The Ninth Circuit on the Scope of Remand Appeals
In County of San Mateo v. Chevron Corp., the Ninth Circuit held that energy companies could not remove several climate-change suits to federal court via 28 U.S.C. § 1442, the federal-officer removal statute. The court also reaffirmed the narrow scope of remand appeals under 28 U.S.C. § 1447(d). The Ninth Circuit held in 2006 that the scope of these appeals is limited to the express exceptions in § 1447(d); the court lacks jurisdiction to review any other proffered grounds for removal. San Mateo saw no reason to deviate from that holding.
The Fourth Circuit recently reached the same conclusion as San Mateo. But a circuit split exists on this issue. The San Mateo opinion acknowledged this split and expressed some receptiveness to the other side. And a recent cert petition from the Fourth Circuit’s decision asks the Supreme Court to resolve the matter.
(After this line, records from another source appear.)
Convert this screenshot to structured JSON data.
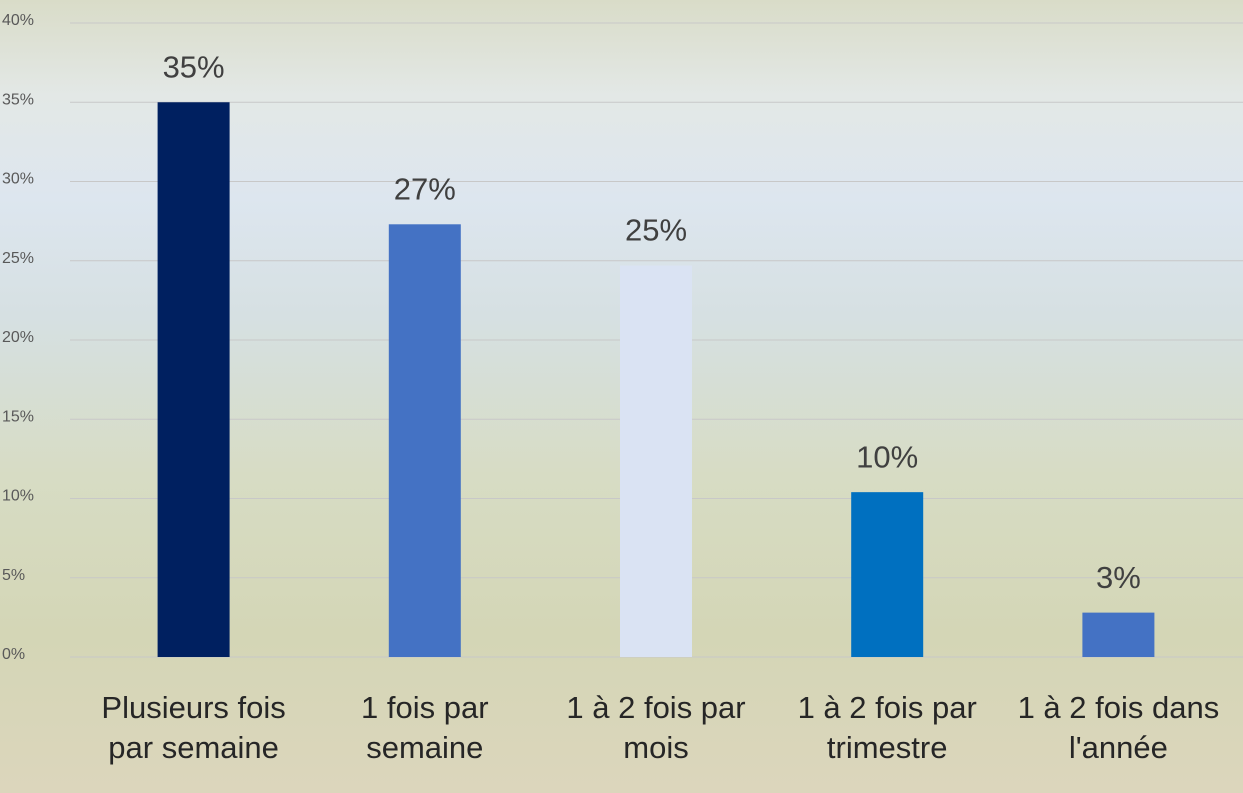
{
  "chart_data": {
    "type": "bar",
    "categories": [
      "Plusieurs fois par semaine",
      "1 fois par semaine",
      "1 à 2 fois par mois",
      "1 à 2 fois par trimestre",
      "1 à 2 fois dans l'année"
    ],
    "values": [
      35,
      27.3,
      24.7,
      10.4,
      2.8
    ],
    "value_labels": [
      "35%",
      "27%",
      "25%",
      "10%",
      "3%"
    ],
    "colors": [
      "#002060",
      "#4472c4",
      "#dae3f3",
      "#0070c0",
      "#4472c4"
    ],
    "ylim": [
      0,
      40
    ],
    "yticks": [
      {
        "value": 0,
        "label": "0%"
      },
      {
        "value": 5,
        "label": "5%"
      },
      {
        "value": 10,
        "label": "10%"
      },
      {
        "value": 15,
        "label": "15%"
      },
      {
        "value": 20,
        "label": "20%"
      },
      {
        "value": 25,
        "label": "25%"
      },
      {
        "value": 30,
        "label": "30%"
      },
      {
        "value": 35,
        "label": "35%"
      },
      {
        "value": 40,
        "label": "40%"
      }
    ],
    "grid": true
  }
}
The San Mateo climate-change litigation
Several California municipalities sued several energy companies in California state court. The municipalities alleged that the energy companies’ conduct “is a substantial factor in causing the increase in global mean temperature and consequent increase in global mean sea surface height.” The energy companies removed these suits to federal court, invoking a variety of grounds for federal jurisdiction. Among them was federal-officer removal under § 1442. The district court rejected all proffered grounds for federal jurisdiction and remanded the suits back to state court. The energy companies then appealed to the Ninth Circuit.
The dispute over the scope of remand appeals
The Ninth Circuit first had to address the scope of its appellate jurisdiction. I discussed the scope of remand appeals in some depth when the Fourth Circuit recently addressed it; see my post A Deepened Split on the Scope of Remand Appeals. Briefly, § 1447(d) generally prohibits appellate review when a district court remands a suit for lack of subject-matter jurisdiction. But the statute contains two exceptions: when removal was based on 28 U.S.C. § 1442—the federal-officer removal statute—or on 28 U.S.C. § 1443—the civil-rights removal statute.
In removing the municipalities’ suits, the energy companies had invoked the federal-officer removal statute. So the Ninth Circuit had jurisdiction to address that ground for removal. But what about the other grounds? The energy companies argued that once appellate jurisdiction exists to review one ground of removal, review of the district court’s remand order was plenary. After all, § 1447(d) speaks of reviewing “an order” remanding a case that was removed under the federal-officer removal statute.
The Ninth Circuit sticks with the narrow scope
The Ninth Circuit rejected this argument and held that the scope of its review extended only to the express exceptions in § 1447(d). The court accordingly lacked jurisdiction to review the other grounds for removal. The Ninth Circuit had held as much in 2006’s Patel v. Del Taco, Inc. And the San Mateo court saw no reason to deviate from that decision. The energy companies’ main argument was that the Removal Clarification Act of 2011—which added § 1447(d)’s exemption for federal-officer removal—abrogated Patel. But Congress passed the Act at a time when every court of appeals to address the issue had adopted the narrow view of § 1447(d)’s scope:
[W]hen Congress amended § 1447(d) to insert “1442 or” before “1443,” it was against a backdrop of unanimous judicial interpretation of § 1447(d) as permitting review of only the grounds for removal identified in the exception clause. Congress did not give any indication that it intended to overrule the then-unanimous interpretation of § 1447(d) as limiting judicial review of a remand order to the grounds listed in the exception clause.
This led the Ninth Circuit to conclude that Congress did not abrogate Patel. Instead, Congress had incorporated “Patel’s (and six other circuits’) interpretation of § 1447(d).”
A split and a cert petition
The Ninth Circuit also noted that the circuits had split on this issue. In Lu Junhong v. Boeing Co., for example, the Seventh Circuit held that so long as the defendant invoked § 1442 or § 1443, the defendant could appeal the remand and obtain plenary review of all grounds for removal. And the Ninth Circuit expressed some receptiveness to this alternative:
Were we writing on a clean slate, we might conclude that Lu Junhong provides a more persuasive interpretation of § 1447(d) than Patel.
But the court was bound by Patel.
San Mateo adds further grist to a recent cert petition on the scope of remand appeals under § 1447(d). The petition comes from the recent Fourth Circuit decision mentioned above. The defendants in that case filed for cert at the end of March, and the response is due June 29, 2020.
County of San Mateo v. Chevron Corp., 2020 WL 2703701 (9th Cir. May 26, 2020), available at the Ninth Circuit and Westlaw.